Withering’s Account of the Foxglove

Printed in Birmingham by M. Swinney, 1785

image_withering_foxglove_crop_01

William Withering (1741-1799) was an English botanist, geologist, chemist and physician. In 1776, he published The botanical arrangement of all the vegetables naturally growing in Great Britain, an early and influential British Flora, the first in English based on the then new Linnaean taxonomy. His chief work however, indeed his chief contribution to science, is his An Account of the Foxglove, and some of its medical uses (Birmingham: printed by M. Swinney for G. G. J. & J. Robinson, London, 1785).

Withering, the son of a surgeon, was apprenticed to his father and later trained as a doctor at Edinburgh University. He held the position of Chief Physician at Birmingham General Hospital for thirteen years, and began experimenting with the medicinal properties of digitalis, a practice he had first learned from a folk herbalist in Shropshire.

image_withering_tp

After some nine years of research, Withering published his account on the effects and toxicity of digitalis, documenting numerous cases where he had employed the drug, and describing the best and safest ways of using it.
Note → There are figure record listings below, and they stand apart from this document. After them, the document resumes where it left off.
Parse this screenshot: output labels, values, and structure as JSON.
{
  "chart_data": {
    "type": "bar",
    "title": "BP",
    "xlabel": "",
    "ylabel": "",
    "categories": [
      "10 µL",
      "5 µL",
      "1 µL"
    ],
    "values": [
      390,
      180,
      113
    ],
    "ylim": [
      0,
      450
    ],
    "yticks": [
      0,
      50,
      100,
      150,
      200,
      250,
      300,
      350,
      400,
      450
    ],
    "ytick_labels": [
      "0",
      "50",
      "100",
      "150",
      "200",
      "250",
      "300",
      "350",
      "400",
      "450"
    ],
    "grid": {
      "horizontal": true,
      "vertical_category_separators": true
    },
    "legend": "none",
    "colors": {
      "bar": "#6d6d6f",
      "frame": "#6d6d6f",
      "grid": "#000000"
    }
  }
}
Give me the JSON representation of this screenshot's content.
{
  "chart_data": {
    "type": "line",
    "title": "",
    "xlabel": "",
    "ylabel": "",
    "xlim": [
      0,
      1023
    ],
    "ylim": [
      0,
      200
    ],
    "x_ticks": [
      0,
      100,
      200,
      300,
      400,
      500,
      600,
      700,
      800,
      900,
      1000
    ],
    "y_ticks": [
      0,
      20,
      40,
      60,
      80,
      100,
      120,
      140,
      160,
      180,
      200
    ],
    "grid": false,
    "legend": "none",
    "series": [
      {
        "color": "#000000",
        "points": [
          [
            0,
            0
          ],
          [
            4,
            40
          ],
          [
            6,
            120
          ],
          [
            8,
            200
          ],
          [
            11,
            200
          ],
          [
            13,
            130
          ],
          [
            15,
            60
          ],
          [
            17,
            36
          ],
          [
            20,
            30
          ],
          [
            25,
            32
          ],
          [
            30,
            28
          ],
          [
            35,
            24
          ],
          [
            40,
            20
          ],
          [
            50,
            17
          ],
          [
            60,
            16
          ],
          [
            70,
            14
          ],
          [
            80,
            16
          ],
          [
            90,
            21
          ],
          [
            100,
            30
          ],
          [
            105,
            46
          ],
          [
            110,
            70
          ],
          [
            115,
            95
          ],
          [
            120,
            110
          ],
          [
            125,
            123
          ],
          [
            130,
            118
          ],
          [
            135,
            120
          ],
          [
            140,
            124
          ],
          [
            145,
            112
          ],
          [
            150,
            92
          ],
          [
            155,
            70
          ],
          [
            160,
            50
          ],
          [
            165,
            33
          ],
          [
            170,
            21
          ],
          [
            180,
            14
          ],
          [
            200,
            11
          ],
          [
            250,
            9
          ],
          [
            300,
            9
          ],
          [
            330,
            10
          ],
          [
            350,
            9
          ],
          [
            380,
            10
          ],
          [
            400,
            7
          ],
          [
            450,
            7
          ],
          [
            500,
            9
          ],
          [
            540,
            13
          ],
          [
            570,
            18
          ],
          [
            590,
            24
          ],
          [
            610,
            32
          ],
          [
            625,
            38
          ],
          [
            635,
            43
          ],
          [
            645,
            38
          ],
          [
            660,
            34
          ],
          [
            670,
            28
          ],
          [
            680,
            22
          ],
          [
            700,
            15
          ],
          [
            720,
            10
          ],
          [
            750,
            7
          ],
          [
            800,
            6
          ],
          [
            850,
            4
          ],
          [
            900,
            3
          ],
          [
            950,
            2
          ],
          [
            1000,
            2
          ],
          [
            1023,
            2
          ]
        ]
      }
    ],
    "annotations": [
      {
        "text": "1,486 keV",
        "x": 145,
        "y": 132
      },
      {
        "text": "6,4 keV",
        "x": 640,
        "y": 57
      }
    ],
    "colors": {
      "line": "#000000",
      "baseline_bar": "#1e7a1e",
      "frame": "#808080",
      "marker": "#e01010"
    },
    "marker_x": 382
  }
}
Withering died in 1799 and is buried at Edgbaston Old Church in Birmingham, where his memorial stone includes carvings of foxgloves. He is remembered as a pioneer of the application of scientific method in medicine, in particular for his research into heart disease.

image_withering_foxglove

The book contains a large folded engraved plate made by the artist James Sowerby (click to enlarge). The Library’s copy of Withering’s Account of the foxglove was presented by the author to one of his teachers, William Cullen, Professor at the Edinburgh Medical School, which at the time was the leading centre of medical education in the English-speaking world.

In addition to An Account of the foxglove the Library has four other works by Withering, including his Botanical arrangement of all the vegetables naturally growing in Great Britain (1776), An arrangement of British plants; : according to the latest improvements of the Linnaean system. To which is prefixed, An easy introduction to the study of botany (1796), An account of the scarlet fever and sore throat, or scarlatina anginosa: particularly as it appeared at Birmingham in the year 1778 (1779), and his Edinburgh University Medical dissertation of 1776 Dissertatio medica inauguralis, de angina gangrænosa.